How emerging technology is transforming our understanding of the ocean floor

Oct 10, 2023 | Technology

By Simon Patridge, Chairman of Covelya Group

Our oceans feed millions of people and critically moderate the atmosphere and hence hold the key to climate change. Understanding them on a finer spatial and temporal scale is therefore critical to the Earth’s future.  

The depths of the oceans are survivable for no more than a few hours and only then in the strongest of machines; with as much as 11km of water overhead, only a handful of humans have ever ventured there. However now, with advances in acoustic and optical communications, edge computing, artificial intelligence, and underwater drones, we have new capabilities available for safe and effective exploration.  

Advancements in technology 

We need to gather so much more data from the depths to get a better understanding of it, including a range of physical, chemical, and biological factors: currents; sediment load; salinity; fluorescence; nitrates and other nutrients; temperature; biomass and more. New advancements in technology are helping us to achieve this such as: 

  • Optical communications: The ability to add high speed optical communications to subsea devices, allows us to retrieve vast quantities of recorded sensor data, with acoustic communications providing long range, over-the-horizon control, and transfer of small quantities of data in near real-time. 
  • Edge computing: we now have the capabilities to provide subsea devices with spare computing capacity which can be switched off when not in use to conserve energy. Edge computing can then be used to analyse large quantities of data in-situ and provide pertinent summary information which is small enough to transit by lower bandwidth acoustic communications. 
  • Drone technology: unmanned vessels, or drones, are more advanced than ever before and – coupled with cutting-edge technological capabilities, can achieve far more underwater. Using less energy than previously achieved, and with more streamlined activity that conserves battery life, drones can now capture more data and cover a wider area.

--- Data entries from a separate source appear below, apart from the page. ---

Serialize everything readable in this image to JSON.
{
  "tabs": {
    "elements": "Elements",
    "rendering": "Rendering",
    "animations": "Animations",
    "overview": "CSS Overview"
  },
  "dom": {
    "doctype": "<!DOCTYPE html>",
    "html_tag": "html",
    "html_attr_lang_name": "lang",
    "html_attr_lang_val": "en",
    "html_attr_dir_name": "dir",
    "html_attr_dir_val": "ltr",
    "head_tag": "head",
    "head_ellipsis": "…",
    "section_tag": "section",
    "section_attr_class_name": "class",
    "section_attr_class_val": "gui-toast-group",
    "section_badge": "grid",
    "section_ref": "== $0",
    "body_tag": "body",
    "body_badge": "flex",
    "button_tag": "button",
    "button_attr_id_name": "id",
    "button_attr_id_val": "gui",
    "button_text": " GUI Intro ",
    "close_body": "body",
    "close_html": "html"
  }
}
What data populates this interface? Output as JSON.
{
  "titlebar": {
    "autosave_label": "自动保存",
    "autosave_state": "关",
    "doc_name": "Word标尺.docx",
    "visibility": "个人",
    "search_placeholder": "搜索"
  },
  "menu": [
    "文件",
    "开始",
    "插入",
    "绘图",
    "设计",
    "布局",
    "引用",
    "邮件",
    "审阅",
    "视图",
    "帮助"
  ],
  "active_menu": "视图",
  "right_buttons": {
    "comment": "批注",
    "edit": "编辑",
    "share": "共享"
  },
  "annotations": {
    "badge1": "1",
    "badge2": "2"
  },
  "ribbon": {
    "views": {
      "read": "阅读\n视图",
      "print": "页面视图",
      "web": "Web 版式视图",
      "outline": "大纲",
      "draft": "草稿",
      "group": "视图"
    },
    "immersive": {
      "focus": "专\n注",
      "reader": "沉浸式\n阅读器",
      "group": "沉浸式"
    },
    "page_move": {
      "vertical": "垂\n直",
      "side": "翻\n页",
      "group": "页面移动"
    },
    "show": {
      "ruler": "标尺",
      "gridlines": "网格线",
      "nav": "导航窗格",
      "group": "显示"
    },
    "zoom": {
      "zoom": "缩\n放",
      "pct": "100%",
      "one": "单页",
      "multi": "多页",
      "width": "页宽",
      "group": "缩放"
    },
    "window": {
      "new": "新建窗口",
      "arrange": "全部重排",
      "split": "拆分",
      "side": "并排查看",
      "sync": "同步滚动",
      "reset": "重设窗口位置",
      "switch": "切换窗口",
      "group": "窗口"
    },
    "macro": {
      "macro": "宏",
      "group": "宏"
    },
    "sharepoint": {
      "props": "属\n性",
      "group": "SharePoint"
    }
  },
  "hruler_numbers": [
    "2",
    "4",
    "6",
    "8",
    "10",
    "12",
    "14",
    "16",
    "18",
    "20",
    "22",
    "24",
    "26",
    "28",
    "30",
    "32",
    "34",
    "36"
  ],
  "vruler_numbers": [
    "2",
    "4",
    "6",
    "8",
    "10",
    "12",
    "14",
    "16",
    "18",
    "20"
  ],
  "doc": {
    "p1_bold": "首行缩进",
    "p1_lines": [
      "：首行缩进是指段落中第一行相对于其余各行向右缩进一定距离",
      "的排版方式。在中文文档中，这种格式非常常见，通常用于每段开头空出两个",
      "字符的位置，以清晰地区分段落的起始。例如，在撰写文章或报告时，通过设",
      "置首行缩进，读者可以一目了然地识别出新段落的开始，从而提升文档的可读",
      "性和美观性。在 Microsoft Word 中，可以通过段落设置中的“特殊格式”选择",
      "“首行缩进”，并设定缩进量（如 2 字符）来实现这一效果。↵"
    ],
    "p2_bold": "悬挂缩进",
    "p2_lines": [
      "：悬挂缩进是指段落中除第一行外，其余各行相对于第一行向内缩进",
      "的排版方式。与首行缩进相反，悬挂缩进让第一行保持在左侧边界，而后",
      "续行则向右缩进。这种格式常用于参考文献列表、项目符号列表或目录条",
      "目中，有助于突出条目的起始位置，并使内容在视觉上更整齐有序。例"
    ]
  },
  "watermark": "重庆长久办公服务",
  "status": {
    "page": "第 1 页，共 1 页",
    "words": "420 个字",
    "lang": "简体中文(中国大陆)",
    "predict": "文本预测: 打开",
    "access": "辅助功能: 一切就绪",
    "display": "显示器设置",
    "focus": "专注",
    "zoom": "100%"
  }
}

Fixed instrumentation that’s changing lives 

Fixed instrumentation enables ocean analysts to collect data and, with reliable acoustic communications, have it communicated back to the surface in real time. When put into application, these advancements have brought about huge tangible benefits for humanity:  

  • Tsunami warnings: After the catastrophic 2004 tsunami hit Indonesia, Sonardyne, one of the Covelya Group companies, got to work on modifying existing underwater surveying products to provide early tsunami warnings. Any event that the device detects, triggers the device to send a message to a control room on land from which warnings can be sent to coastal communities, advising people to take critical precautions. 
  • Earthquake predictions: Another example of where fixed instruments are being used is to help better understand how tectonic plates move relative to each other underwater, which could ultimately help predict major earthquakes. Monitoring their movement over time requires phenomenal precision, as shifts can be only a few centimetres over many years. 
  • Climate impact: Similar devices using the same techniques are being deployed to measure factors relating to climate change, such as carbon sequestration. Chelsea Technologies’ STAF (Single Turnover Active Fluorometry) technology measures phytoplankton photosynthesis in the ocean, which is at the very start of life cycles in the ocean.

Interconnectedness

Interconnectedness is key to the future of communications, particularly for defence applications; connecting groups of drones that need to share data, navigate, and communicate with one another. Also key are further improvements in energy consumption, and battery life, and further progression in edge computing will almost certainly be on the horizon.  

While human exploration is fraught with dangers and challenges, emerging technology is rapidly changing the way scientists can study the ocean. Remote distributed sensing, processing, communications, underwater drones, and mobile and static seabed devices are all giving us an opportunity — sometimes for the first time — to look up close and personal at what really lies beneath.